First International Festival of Short Films
1993 Directed by Various.
REVIEWED By Marc Savlov, Fri., June 18, 1993
Featuring shorts from Britain, Canada, New Zealand, and the U.S., this first outing by the newly-formed Andalusian Pictures Ltd. group is a winner in a much broader scope than its animated forerunners (i.e., Spike and Mike's Festival of Animation, etc.). With short films ranging in tone from perverse to touching, and surreal to... well, just plain bizarre, this Festival covers just about everything and ends up being the best compilation film I've seen in years. Launching into the weirdness from the get-go, McGlashan and Sinclair's The Lounge Bar is a hilarious, disturbing tale of a chance meeting between three people in a New Zealand bar one night. Like a Chinese puzzle box, each character's fate is inextricably linked with that of the person next to him (or her) in ways too strange to mention. With a SFX assist from Peter Jackson (Meet the Feebles, Dead/Alive), The Lounge Bar expertly meshes caustic humor with Monty Python-esque headgear to create that most unlikely of films, the original one.
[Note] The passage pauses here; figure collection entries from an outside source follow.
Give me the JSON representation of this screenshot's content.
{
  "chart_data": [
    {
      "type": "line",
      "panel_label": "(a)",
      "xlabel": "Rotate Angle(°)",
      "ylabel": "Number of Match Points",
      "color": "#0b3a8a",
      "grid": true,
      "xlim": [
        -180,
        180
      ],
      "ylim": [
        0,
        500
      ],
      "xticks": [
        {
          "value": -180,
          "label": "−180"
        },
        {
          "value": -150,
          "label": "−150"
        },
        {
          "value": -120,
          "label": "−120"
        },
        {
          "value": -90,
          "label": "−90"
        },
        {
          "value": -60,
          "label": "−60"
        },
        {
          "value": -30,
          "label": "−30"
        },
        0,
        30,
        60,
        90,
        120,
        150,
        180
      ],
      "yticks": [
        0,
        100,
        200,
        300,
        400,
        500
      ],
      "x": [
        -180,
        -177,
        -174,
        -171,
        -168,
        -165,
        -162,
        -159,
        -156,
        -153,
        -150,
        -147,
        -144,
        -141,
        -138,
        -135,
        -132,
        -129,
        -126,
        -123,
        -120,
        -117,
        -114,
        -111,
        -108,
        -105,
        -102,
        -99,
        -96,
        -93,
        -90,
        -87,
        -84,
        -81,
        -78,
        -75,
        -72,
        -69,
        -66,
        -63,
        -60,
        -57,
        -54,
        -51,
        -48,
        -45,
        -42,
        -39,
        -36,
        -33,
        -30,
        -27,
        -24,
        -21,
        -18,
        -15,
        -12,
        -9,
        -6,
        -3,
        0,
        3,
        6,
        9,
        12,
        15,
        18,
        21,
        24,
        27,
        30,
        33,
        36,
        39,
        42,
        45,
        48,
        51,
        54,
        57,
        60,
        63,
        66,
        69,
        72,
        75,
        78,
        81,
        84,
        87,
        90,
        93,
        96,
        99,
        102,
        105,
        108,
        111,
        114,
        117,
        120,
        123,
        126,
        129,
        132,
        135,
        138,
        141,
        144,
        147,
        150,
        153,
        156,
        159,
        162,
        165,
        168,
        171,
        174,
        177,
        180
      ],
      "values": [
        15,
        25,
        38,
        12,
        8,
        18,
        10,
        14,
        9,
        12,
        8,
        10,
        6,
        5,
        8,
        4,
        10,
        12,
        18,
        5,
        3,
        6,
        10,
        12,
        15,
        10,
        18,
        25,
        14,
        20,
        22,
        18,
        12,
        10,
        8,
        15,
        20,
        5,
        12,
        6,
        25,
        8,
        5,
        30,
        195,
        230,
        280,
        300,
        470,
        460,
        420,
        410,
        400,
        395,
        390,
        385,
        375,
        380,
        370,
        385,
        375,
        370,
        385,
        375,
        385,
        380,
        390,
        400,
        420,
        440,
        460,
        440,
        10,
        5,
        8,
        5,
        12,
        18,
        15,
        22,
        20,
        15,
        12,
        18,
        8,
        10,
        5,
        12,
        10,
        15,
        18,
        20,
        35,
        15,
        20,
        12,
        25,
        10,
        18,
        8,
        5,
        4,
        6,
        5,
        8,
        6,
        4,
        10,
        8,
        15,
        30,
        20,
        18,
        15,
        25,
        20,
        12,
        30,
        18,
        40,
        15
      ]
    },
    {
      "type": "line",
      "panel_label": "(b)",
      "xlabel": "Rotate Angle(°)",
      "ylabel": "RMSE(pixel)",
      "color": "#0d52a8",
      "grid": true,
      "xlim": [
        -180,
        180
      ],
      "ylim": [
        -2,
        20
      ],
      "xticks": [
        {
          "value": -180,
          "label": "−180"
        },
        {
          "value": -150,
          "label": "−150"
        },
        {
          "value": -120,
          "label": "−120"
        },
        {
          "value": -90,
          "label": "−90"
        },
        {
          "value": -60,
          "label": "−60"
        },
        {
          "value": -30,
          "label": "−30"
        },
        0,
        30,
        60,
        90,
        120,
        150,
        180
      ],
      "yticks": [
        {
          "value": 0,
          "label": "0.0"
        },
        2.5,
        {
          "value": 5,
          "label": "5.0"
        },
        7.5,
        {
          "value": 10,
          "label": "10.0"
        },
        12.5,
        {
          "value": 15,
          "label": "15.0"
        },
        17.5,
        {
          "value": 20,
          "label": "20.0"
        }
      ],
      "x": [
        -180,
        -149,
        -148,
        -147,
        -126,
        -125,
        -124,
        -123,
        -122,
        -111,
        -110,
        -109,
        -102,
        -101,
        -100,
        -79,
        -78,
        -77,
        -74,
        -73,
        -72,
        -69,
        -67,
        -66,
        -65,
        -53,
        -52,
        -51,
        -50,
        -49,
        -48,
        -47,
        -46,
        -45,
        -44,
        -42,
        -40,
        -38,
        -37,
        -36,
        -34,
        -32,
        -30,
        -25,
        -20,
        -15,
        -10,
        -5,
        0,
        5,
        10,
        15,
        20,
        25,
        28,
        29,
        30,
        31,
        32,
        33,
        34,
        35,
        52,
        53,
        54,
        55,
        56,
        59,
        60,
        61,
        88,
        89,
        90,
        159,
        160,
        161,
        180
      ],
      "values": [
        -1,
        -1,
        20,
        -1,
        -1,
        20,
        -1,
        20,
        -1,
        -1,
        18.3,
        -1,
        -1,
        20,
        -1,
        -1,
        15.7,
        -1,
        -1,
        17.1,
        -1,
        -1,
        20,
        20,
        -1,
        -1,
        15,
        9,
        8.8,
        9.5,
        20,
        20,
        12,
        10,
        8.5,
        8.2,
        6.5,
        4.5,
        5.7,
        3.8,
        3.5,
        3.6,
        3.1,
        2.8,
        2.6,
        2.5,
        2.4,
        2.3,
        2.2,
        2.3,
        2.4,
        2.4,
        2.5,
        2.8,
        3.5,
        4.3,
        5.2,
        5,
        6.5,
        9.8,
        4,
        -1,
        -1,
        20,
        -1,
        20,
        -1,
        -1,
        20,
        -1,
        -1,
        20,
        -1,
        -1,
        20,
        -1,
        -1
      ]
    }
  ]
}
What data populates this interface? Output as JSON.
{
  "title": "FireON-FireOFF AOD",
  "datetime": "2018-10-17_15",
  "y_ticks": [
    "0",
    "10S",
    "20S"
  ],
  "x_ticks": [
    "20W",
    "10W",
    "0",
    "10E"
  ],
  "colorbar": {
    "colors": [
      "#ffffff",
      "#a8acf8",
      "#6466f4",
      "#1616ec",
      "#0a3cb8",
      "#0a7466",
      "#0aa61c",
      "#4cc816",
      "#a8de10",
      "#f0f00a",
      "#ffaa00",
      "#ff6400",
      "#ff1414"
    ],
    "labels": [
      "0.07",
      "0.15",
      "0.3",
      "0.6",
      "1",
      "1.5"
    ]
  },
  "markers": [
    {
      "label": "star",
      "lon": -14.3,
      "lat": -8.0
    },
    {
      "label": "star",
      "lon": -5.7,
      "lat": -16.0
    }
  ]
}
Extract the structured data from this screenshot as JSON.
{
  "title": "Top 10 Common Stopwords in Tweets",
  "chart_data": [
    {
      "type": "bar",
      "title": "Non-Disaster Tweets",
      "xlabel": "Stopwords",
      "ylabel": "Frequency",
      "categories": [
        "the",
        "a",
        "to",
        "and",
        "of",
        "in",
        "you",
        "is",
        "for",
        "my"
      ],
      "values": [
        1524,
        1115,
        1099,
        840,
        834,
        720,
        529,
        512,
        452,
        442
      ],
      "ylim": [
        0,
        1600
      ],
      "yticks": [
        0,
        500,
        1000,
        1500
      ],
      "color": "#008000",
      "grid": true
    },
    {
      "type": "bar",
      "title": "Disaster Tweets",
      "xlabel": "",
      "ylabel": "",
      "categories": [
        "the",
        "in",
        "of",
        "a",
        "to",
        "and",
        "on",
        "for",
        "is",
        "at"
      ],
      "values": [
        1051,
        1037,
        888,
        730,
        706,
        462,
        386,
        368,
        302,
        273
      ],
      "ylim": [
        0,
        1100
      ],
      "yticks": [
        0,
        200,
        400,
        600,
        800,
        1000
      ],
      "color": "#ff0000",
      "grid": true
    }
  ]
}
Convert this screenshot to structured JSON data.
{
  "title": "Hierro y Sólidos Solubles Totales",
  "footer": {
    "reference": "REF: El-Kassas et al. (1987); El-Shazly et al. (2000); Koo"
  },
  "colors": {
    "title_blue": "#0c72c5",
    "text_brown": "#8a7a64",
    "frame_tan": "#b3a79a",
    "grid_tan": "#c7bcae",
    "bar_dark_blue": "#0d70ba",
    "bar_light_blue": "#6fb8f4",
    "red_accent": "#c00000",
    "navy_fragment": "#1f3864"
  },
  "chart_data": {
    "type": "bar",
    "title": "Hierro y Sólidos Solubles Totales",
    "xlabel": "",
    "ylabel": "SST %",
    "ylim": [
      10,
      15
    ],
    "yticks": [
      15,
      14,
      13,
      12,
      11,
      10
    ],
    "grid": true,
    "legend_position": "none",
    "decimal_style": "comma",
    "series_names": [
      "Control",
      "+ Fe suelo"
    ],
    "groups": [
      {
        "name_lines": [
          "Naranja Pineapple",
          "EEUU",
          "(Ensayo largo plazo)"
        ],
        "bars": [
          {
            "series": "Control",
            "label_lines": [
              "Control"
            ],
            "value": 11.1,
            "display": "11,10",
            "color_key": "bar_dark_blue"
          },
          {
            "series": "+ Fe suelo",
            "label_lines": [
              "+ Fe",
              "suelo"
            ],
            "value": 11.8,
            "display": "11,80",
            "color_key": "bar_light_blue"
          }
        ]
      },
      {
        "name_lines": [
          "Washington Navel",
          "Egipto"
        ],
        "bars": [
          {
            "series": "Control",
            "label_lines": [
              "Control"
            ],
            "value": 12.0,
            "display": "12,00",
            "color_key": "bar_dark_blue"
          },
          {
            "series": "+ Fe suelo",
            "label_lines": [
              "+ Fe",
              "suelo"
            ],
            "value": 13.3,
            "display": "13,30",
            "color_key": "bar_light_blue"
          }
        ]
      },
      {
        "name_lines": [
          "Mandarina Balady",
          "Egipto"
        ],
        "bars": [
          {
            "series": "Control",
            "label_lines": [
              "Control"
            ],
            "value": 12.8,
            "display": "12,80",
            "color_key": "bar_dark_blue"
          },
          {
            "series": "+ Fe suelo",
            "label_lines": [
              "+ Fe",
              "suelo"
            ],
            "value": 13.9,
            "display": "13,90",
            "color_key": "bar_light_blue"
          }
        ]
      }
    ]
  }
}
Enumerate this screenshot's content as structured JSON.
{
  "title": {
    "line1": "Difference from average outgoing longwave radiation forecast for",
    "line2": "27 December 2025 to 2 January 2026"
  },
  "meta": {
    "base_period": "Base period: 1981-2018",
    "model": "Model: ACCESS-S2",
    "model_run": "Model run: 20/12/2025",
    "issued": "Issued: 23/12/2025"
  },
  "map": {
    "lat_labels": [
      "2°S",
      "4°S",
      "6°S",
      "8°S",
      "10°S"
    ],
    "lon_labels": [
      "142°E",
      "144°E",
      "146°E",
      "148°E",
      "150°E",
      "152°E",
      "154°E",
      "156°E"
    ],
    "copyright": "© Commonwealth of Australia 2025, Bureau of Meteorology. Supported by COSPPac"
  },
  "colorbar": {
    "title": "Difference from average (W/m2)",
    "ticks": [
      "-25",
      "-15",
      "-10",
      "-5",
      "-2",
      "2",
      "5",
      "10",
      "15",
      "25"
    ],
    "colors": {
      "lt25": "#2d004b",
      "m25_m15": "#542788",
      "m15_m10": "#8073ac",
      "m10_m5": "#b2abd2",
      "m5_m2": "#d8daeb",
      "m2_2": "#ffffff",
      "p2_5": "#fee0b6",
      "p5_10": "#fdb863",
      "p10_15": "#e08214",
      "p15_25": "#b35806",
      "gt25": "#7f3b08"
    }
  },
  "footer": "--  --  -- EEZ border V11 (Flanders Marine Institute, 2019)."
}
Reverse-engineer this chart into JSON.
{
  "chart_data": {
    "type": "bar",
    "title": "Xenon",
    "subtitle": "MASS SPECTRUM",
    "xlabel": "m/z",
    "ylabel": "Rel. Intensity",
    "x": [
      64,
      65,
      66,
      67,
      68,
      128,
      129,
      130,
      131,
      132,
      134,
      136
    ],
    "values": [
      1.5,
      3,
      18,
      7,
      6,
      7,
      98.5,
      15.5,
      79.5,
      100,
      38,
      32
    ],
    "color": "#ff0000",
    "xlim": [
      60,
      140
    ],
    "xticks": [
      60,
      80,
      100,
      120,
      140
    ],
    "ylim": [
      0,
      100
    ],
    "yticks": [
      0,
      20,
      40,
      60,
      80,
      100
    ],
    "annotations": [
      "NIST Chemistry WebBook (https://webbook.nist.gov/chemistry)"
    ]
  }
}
Also on a par with that film's subtle peculiarities is Dean Parisot's black-and-white excursion to a place where “everybody knows your name,” Tom Goes to the Bar. Featuring comic Tom Noonan (who hangs suspended upside down from the ceiling of the bar while discoursing on life, love, and whether or not people might like to buy a sponge in the shape of a human head), this seems like it ought to be the Festival's capstone. That's how wonderfully curious it is. Also noteworthy here are the BBC 4 co-production of The Childeater, a tale of childhood awakening, and Safari Holiday, the story of a young boy on vacation with his rampaging testosterone. To be fair, though, there's not a bad short here -- all nine of these films are way above what you might expect from such a grouping. They all deserve to be seen.